I had quite a diverse role when I worked at Origin Coffee Roasting and I was exposed to different parts of the industry by working in these different roles. What I was naturally drawn towards and what really enjoyed was the training. I enjoy learning and as a trainer I have to constantly update my content and try to keep up with what’s happening in industry. It’s also the closest role that is linked to being a barista (if I could choose I would remain a barista!) and it also deals with another one of my passions which is development and mentorship. So it allows me to do all of these things.
Do you like being an entrepreneur? Can you give us some honest pros and cons for people wondering if it’s the right move for them.
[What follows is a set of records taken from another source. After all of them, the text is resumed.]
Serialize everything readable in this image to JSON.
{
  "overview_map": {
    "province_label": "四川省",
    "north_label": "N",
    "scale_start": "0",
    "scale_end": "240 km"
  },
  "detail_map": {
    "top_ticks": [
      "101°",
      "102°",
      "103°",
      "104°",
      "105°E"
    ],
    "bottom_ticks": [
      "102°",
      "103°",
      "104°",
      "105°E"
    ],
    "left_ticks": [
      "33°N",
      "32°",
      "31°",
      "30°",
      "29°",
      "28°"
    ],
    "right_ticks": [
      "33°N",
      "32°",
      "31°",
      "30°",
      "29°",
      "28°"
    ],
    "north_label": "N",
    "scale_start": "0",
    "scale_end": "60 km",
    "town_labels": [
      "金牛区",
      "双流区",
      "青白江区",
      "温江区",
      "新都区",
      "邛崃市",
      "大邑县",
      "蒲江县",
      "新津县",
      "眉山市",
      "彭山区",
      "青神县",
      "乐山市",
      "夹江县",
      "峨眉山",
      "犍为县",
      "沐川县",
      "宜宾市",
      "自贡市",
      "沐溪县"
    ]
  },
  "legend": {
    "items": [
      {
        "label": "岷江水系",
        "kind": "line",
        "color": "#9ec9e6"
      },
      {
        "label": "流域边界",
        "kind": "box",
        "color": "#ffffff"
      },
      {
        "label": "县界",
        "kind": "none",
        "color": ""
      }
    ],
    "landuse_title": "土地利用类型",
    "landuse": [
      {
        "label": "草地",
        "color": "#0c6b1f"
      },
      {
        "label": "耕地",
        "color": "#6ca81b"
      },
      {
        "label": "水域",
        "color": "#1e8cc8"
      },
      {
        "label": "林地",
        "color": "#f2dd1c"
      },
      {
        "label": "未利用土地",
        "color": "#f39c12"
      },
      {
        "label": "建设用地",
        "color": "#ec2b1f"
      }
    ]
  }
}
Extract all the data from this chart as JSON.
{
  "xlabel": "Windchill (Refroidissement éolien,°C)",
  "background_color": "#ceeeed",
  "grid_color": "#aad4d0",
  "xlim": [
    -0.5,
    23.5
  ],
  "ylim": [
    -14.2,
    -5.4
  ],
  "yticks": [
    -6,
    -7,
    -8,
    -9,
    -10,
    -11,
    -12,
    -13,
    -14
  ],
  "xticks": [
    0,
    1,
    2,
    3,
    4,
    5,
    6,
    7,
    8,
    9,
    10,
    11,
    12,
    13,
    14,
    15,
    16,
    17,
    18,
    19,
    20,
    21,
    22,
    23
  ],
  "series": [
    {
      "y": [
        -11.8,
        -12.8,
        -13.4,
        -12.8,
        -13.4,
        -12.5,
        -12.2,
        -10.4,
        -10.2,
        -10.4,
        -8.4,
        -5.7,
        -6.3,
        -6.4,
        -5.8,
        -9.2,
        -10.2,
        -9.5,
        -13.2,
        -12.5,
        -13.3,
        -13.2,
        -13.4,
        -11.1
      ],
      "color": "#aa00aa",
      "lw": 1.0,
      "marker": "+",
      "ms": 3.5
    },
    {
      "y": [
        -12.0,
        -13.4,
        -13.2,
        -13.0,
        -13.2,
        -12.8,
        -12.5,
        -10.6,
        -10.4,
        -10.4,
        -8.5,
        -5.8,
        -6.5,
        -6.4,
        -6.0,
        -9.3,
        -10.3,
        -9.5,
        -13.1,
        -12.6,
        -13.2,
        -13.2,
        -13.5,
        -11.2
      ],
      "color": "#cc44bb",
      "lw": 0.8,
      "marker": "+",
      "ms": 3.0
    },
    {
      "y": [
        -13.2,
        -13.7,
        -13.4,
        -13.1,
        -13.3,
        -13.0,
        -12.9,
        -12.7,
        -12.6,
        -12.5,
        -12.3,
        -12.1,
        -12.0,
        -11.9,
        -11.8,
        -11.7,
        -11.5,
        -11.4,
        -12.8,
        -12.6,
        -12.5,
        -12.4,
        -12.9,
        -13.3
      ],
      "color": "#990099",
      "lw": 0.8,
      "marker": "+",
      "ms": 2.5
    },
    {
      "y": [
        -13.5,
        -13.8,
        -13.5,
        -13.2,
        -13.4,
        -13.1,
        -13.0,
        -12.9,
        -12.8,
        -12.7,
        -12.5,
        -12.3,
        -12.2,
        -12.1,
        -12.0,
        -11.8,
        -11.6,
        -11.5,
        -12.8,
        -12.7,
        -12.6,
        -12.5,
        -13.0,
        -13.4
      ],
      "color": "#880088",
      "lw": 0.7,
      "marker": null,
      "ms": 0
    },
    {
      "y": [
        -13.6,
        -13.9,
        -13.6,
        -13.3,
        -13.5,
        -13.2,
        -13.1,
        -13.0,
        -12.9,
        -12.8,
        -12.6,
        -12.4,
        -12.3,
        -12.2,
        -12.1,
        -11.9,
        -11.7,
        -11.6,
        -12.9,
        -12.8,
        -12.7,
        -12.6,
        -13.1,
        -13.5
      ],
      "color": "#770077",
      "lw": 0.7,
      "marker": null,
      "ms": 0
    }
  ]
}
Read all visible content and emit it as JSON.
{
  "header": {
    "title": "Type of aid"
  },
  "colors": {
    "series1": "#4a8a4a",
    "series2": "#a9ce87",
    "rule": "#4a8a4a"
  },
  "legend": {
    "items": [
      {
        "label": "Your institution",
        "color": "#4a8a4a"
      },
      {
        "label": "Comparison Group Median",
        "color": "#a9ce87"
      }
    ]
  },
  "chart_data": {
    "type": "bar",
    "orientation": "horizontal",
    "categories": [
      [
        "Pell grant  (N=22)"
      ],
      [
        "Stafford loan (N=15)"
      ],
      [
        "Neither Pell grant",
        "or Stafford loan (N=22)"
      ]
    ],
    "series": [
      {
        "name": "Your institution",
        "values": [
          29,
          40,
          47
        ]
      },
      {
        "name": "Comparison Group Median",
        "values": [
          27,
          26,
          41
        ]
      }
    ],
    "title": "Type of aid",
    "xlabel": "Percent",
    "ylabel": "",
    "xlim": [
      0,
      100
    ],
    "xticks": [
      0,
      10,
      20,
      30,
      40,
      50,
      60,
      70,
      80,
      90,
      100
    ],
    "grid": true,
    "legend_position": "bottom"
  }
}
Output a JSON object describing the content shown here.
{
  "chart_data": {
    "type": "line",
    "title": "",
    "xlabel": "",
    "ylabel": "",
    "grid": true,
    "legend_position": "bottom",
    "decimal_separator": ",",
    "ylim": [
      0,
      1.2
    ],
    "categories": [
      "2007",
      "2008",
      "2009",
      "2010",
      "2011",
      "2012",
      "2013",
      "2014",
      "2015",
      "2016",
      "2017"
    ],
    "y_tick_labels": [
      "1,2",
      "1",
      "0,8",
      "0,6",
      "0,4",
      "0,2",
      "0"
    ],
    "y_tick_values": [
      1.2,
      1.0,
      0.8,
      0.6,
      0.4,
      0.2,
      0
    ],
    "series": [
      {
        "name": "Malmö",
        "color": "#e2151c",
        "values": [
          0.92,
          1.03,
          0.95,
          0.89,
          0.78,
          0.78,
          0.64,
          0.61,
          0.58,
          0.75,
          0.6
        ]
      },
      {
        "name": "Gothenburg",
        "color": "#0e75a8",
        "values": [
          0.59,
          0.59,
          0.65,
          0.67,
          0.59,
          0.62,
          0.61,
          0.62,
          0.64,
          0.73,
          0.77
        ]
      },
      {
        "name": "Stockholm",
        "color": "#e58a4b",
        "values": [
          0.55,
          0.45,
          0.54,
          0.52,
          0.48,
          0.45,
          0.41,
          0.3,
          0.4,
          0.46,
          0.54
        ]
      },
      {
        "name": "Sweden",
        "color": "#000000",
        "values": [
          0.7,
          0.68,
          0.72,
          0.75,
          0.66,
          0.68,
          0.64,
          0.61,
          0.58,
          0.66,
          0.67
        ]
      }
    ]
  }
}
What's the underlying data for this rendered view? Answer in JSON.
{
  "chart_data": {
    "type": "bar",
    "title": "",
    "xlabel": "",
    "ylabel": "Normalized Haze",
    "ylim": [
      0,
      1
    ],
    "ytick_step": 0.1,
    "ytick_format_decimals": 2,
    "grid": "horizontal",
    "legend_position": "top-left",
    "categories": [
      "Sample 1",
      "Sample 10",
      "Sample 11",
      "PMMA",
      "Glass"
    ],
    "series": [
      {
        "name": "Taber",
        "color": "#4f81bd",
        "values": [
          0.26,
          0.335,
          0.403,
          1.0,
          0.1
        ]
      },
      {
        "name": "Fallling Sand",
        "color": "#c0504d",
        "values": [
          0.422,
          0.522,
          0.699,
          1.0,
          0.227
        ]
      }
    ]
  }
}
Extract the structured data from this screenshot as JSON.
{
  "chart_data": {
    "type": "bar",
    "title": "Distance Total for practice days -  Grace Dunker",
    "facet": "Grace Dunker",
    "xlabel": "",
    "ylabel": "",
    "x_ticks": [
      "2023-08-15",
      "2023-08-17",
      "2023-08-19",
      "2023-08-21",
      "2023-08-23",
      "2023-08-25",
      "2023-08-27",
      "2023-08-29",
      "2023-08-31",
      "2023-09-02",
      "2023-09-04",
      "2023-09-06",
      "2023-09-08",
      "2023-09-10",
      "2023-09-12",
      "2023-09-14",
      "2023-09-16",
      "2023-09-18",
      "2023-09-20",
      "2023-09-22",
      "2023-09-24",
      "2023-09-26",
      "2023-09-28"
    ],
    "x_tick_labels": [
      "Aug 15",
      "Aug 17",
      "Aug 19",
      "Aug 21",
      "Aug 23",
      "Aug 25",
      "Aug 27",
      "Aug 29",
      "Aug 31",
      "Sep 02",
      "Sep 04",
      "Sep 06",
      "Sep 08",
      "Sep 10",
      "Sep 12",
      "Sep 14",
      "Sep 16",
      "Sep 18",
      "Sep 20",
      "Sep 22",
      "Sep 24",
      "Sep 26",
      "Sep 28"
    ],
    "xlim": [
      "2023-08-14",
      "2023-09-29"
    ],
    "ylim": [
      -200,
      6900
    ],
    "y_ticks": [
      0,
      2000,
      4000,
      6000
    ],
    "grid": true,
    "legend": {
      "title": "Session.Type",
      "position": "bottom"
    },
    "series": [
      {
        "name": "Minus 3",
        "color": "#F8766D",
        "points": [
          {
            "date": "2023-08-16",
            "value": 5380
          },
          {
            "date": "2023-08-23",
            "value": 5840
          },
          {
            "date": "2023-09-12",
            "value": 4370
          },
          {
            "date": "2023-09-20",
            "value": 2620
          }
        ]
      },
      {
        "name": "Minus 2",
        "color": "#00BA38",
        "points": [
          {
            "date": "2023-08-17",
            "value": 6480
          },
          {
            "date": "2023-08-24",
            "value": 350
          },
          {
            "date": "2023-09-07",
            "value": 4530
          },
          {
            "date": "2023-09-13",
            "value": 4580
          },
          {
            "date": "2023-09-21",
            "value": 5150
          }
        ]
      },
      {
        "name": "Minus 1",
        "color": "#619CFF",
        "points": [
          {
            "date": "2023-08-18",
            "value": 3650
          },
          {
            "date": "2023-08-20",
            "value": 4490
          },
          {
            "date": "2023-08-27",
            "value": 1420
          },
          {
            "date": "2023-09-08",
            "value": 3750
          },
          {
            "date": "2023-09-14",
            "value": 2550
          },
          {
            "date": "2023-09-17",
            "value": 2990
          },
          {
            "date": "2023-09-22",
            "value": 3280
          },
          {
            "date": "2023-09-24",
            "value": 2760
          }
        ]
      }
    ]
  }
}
To be honest, no haha! I’ve basically been forced into it. After freelancing for a while I decided to formalise what it is I’m doing and through that I now find myself in the role of freelancer. The pros are being able to work for yourself and being able to make your own decisions. Once you start working for yourself it’s really hard to go back and work for someone else. This also allows me to pursue my own goals in coffee based on my own views and experiences in the industry. On the flip side of this the con is being a one man show which is a big challenge, so I tend to stretch myself quite thin having to play multiple roles beyond coffee trainer and consultant. As a small business owner I don’t have the capital to be able to pay for certain services so I end up doing it all myself which means many long weeks and late nights!
Have you had a conversation with someone in coffee recently that made you realise there’s still so much to learn about coffee? Tell us about it!
I have. A barista recently asked me what my favourite coffee seed type is. And this is something I partly cover in one of my SCA classes but I’ve never asked myself which one is my favourite. It was a good reminder that I’m not as switched on when tasting coffee as I used to be and it’s something I’ve always wanted to explore.
(Ed's Note: 'Coffee seed type' refers to the different varietals of the coffee tree. For example on your coffee bag you might see the coffee described as Typica, Bourbon, Caturra, Geisha; these all varieties of the Arabica coffee plant. Different seeds grow better in certain conditions. And that's just the tip of the ice berg!)
With an enforced breather before the World Barista Championships, now to be held in Athens 2021, have you paused on your training schedule or is it full steam ahead?
I have paused the training schedule. Mainly because I feel like I’ll be learning a lot in the next couple of months and through that learning I’ll be building on my narrative and what I’ll be speaking about at the WBC. At the same time I haven’t chosen a coffee although I have been tasting quite a few samples, which has kept me active in some way. So I’m not completely switched off - let’s just say I’ve done down to 1st gear :)
You have the opportunity to be out on the road quite a bit and more now as things open up, what is the mood like out there in the coffee space? Are people optimistic about the future or do think it will take some time to get back on track? Are you noticing any trends?
I think it’s a balance of both as far as optimism goes. There are some that see the glass half full and others that see the glass half empty. I like to think that the glass is half full, however I am a trainer so I don’t necessarily have the same type of operating costs that cafes and roasters have. And if you’re sitting in that boat I can understand how tough things are. In saying that over the last few months it seems like for every cafe that has closed there is another opening and I’ve seen / heard of some cafes that are doing better than before.
As far as trends go I think many folks are focusing on small mobile spaces with low operating costs and overheads. It’s a safer option and with behaviour shifting to consumers being active and outdoors and travelling locally (because of the lockdown and restrictions ) there’s definitely an opportunity for this. I also think that there will be a shift to neighbourhood cafes where we can find much better coffee in the suburbs (in Cape Town at least) with quality and consistency as good as what you would find in the city.
Which person in coffee is really inspiring you at the moment and why?
There’s a couple of guys doing mobile coffee at the moment - Dezro Coffee in Somerset West, Kukua Coffee in Potch and Billy Dukes in JHB specifically. Seeing their “hustle” and grit has been really inspiring for me to see especially with them out in the cold and exposed to the elements and still doing what they love. It reminds me of my start in coffee working as a barista and travelling into the city at 5am. And, with the current Covid influenced climate, it makes me believe that things will be okay as long as we keep our heads down and working hard.